Six of seven days of my week

What you have to do is, in theory, simple.

Find a corner where two walls meet at ninety degrees. Take a steel pen and pull the end along the line made where the walls meet. The pen must be held at exactly the right angle, which is forty-five degrees from either wall and inclined forty-five degrees to the line you’re tracing in the direction you’re pulling the pen.

Sounds simple, but here’s the tricky part.

The corner is only a corner when viewed with a microscope. It’s the seam between two pieces of sheet metal that have been stamped and welded together like two overlapping pieces of paper. They’re each only about a few millimeters thick.

Ink doesn’t come from the pen, white sealant does. And it doesn’t just come out, it jets out at a constant rate that you can only turn on or off.

You can’t hold the pen like a pen because it’s the nozzle of a sealer gun. The gun kind of looks like a sprayer you put on a garden hose, but with a six-inch pen-sized nozzle.

As if that didn’t complicate things enough, the line isn’t always straight, if you trace the line too slowly or too fast you will have either too little or two much sealer in the seam, and if you don’t hold it at the right angle the nozzle will get thrown out of the seam at the slightest bump.

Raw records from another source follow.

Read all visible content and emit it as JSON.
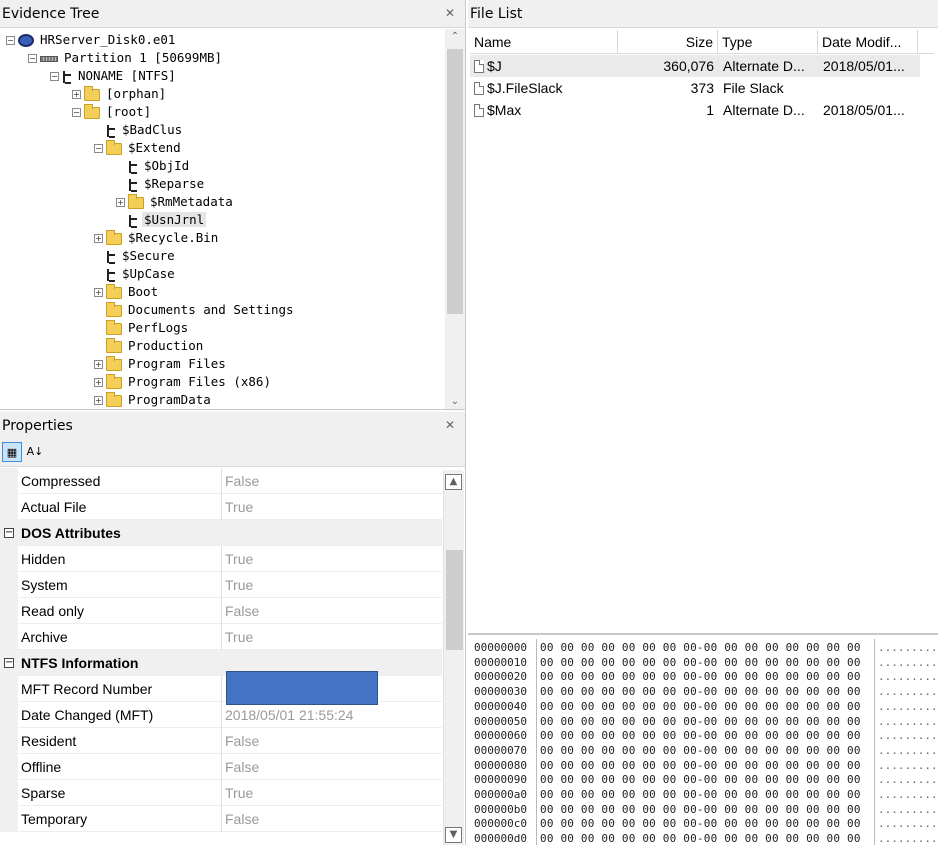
{
  "evidence_tree": {
    "title": "Evidence Tree",
    "items": [
      {
        "label": "HRServer_Disk0.e01",
        "depth": 0,
        "icon": "disk-icon",
        "expander": "-"
      },
      {
        "label": "Partition 1 [50699MB]",
        "depth": 1,
        "icon": "partition-icon",
        "expander": "-"
      },
      {
        "label": "NONAME [NTFS]",
        "depth": 2,
        "icon": "filesystem-icon",
        "expander": "-"
      },
      {
        "label": "[orphan]",
        "depth": 3,
        "icon": "folder-icon",
        "expander": "+"
      },
      {
        "label": "[root]",
        "depth": 3,
        "icon": "folder-icon",
        "expander": "-"
      },
      {
        "label": "$BadClus",
        "depth": 4,
        "icon": "filesystem-icon",
        "expander": ""
      },
      {
        "label": "$Extend",
        "depth": 4,
        "icon": "folder-icon",
        "expander": "-"
      },
      {
        "label": "$ObjId",
        "depth": 5,
        "icon": "filesystem-icon",
        "expander": ""
      },
      {
        "label": "$Reparse",
        "depth": 5,
        "icon": "filesystem-icon",
        "expander": ""
      },
      {
        "label": "$RmMetadata",
        "depth": 5,
        "icon": "folder-icon",
        "expander": "+"
      },
      {
        "label": "$UsnJrnl",
        "depth": 5,
        "icon": "filesystem-icon",
        "expander": "",
        "selected": true
      },
      {
        "label": "$Recycle.Bin",
        "depth": 4,
        "icon": "folder-icon",
        "expander": "+"
      },
      {
        "label": "$Secure",
        "depth": 4,
        "icon": "filesystem-icon",
        "expander": ""
      },
      {
        "label": "$UpCase",
        "depth": 4,
        "icon": "filesystem-icon",
        "expander": ""
      },
      {
        "label": "Boot",
        "depth": 4,
        "icon": "folder-icon",
        "expander": "+"
      },
      {
        "label": "Documents and Settings",
        "depth": 4,
        "icon": "folder-icon",
        "expander": ""
      },
      {
        "label": "PerfLogs",
        "depth": 4,
        "icon": "folder-icon",
        "expander": ""
      },
      {
        "label": "Production",
        "depth": 4,
        "icon": "folder-icon",
        "expander": ""
      },
      {
        "label": "Program Files",
        "depth": 4,
        "icon": "folder-icon",
        "expander": "+"
      },
      {
        "label": "Program Files (x86)",
        "depth": 4,
        "icon": "folder-icon",
        "expander": "+"
      },
      {
        "label": "ProgramData",
        "depth": 4,
        "icon": "folder-icon",
        "expander": "+"
      }
    ]
  },
  "properties": {
    "title": "Properties",
    "rows": [
      {
        "type": "prop",
        "name": "Compressed",
        "value": "False"
      },
      {
        "type": "prop",
        "name": "Actual File",
        "value": "True"
      },
      {
        "type": "cat",
        "name": "DOS Attributes"
      },
      {
        "type": "prop",
        "name": "Hidden",
        "value": "True"
      },
      {
        "type": "prop",
        "name": "System",
        "value": "True"
      },
      {
        "type": "prop",
        "name": "Read only",
        "value": "False"
      },
      {
        "type": "prop",
        "name": "Archive",
        "value": "True"
      },
      {
        "type": "cat",
        "name": "NTFS Information"
      },
      {
        "type": "prop",
        "name": "MFT Record Number",
        "value": "",
        "redacted": true
      },
      {
        "type": "prop",
        "name": "Date Changed (MFT)",
        "value": "2018/05/01 21:55:24"
      },
      {
        "type": "prop",
        "name": "Resident",
        "value": "False"
      },
      {
        "type": "prop",
        "name": "Offline",
        "value": "False"
      },
      {
        "type": "prop",
        "name": "Sparse",
        "value": "True"
      },
      {
        "type": "prop",
        "name": "Temporary",
        "value": "False"
      }
    ]
  },
  "file_list": {
    "title": "File List",
    "columns": [
      "Name",
      "Size",
      "Type",
      "Date Modif..."
    ],
    "rows": [
      {
        "name": "$J",
        "size": "360,076",
        "type": "Alternate D...",
        "date": "2018/05/01...",
        "selected": true
      },
      {
        "name": "$J.FileSlack",
        "size": "373",
        "type": "File Slack",
        "date": ""
      },
      {
        "name": "$Max",
        "size": "1",
        "type": "Alternate D...",
        "date": "2018/05/01..."
      }
    ]
  },
  "hex_view": {
    "rows": [
      {
        "offset": "00000000",
        "bytes": "00 00 00 00 00 00 00 00-00 00 00 00 00 00 00 00",
        "ascii": "................"
      },
      {
        "offset": "00000010",
        "bytes": "00 00 00 00 00 00 00 00-00 00 00 00 00 00 00 00",
        "ascii": "................"
      },
      {
        "offset": "00000020",
        "bytes": "00 00 00 00 00 00 00 00-00 00 00 00 00 00 00 00",
        "ascii": "................"
      },
      {
        "offset": "00000030",
        "bytes": "00 00 00 00 00 00 00 00-00 00 00 00 00 00 00 00",
        "ascii": "................"
      },
      {
        "offset": "00000040",
        "bytes": "00 00 00 00 00 00 00 00-00 00 00 00 00 00 00 00",
        "ascii": "................"
      },
      {
        "offset": "00000050",
        "bytes": "00 00 00 00 00 00 00 00-00 00 00 00 00 00 00 00",
        "ascii": "................"
      },
      {
        "offset": "00000060",
        "bytes": "00 00 00 00 00 00 00 00-00 00 00 00 00 00 00 00",
        "ascii": "................"
      },
      {
        "offset": "00000070",
        "bytes": "00 00 00 00 00 00 00 00-00 00 00 00 00 00 00 00",
        "ascii": "................"
      },
      {
        "offset": "00000080",
        "bytes": "00 00 00 00 00 00 00 00-00 00 00 00 00 00 00 00",
        "ascii": "................"
      },
      {
        "offset": "00000090",
        "bytes": "00 00 00 00 00 00 00 00-00 00 00 00 00 00 00 00",
        "ascii": "................"
      },
      {
        "offset": "000000a0",
        "bytes": "00 00 00 00 00 00 00 00-00 00 00 00 00 00 00 00",
        "ascii": "................"
      },
      {
        "offset": "000000b0",
        "bytes": "00 00 00 00 00 00 00 00-00 00 00 00 00 00 00 00",
        "ascii": "................"
      },
      {
        "offset": "000000c0",
        "bytes": "00 00 00 00 00 00 00 00-00 00 00 00 00 00 00 00",
        "ascii": "................"
      },
      {
        "offset": "000000d0",
        "bytes": "00 00 00 00 00 00 00 00-00 00 00 00 00 00 00 00",
        "ascii": "................"
      }
    ]
  },
  "colors": {
    "redaction": "#4472c4",
    "folder": "#f3cf5a",
    "pane_header": "#f0f0f0"
  }
}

That’s what you have to do.

At least, that’s what you have to do if you’re me this summer.

I work on the line at a very large car factory. I’m in the paint shop, on the sealer deck. And I get a damn high rate of pay. Eight hours a day, six days a week. Shift work. With an hour-long commute.

The cars are just frames and bodies when they get to me. They have no wheels, engines, windows, interiors, seats, electronics, shocks or anything else. They’re just dull green shells that will be painted after I see them and then stuffed with the things cars are made of.

What my sub-department has to do is seal all the seams where metal has been welded together. We do this by applying sealer along the seams in the wordy manner described above and then smoothing out the sealer with a brush or flattening it with a ‘scive’, which is a little flexible rubber crescent on a stick. (I’m guessing at the spelling, and even a little at the name. It’s hard to tell if people call it a ‘scive’ or a ‘scibe’. Whichever, the word is also a verb to describe what you do with the object.)

To paraphrase the giant Slavic gentleman who’s been training me the last few shifts, it’s not heavy labour, it’s art. But it’s art performed in less then twenty seconds (depending on the specific job) more than five hundred times a shift.

There are probably about sixty different jobs on the sealer deck and I’ve been trained on four of them. The permanent workers there only do one job. I’m a ‘summer student,’ which means I have to learn a lot of them so I can cover people when they go on vacation.

My favourite so far is ‘roof ditch’ because I’ve done it enough shifts to not have to think about what I’m doing. For this one, what I do is seal a seam in the ditch that runs along the right side of the car’s roof where the roof is joined to the side of the car. I drag the sealer gun from the back to the front, then scive the sealer flat into the two inches of seam I can reach at the front (over the top right corner of the windshield), flip the scive around and brush the sealer flat into the seam through the ditch, flip the brush around again and scive the last two inches of the seam (top corner of rear window). It took me a few days to get it down because you need to hold the brush at the right angle with the right pressure the whole time and the only way to learn is to do it until you get it right.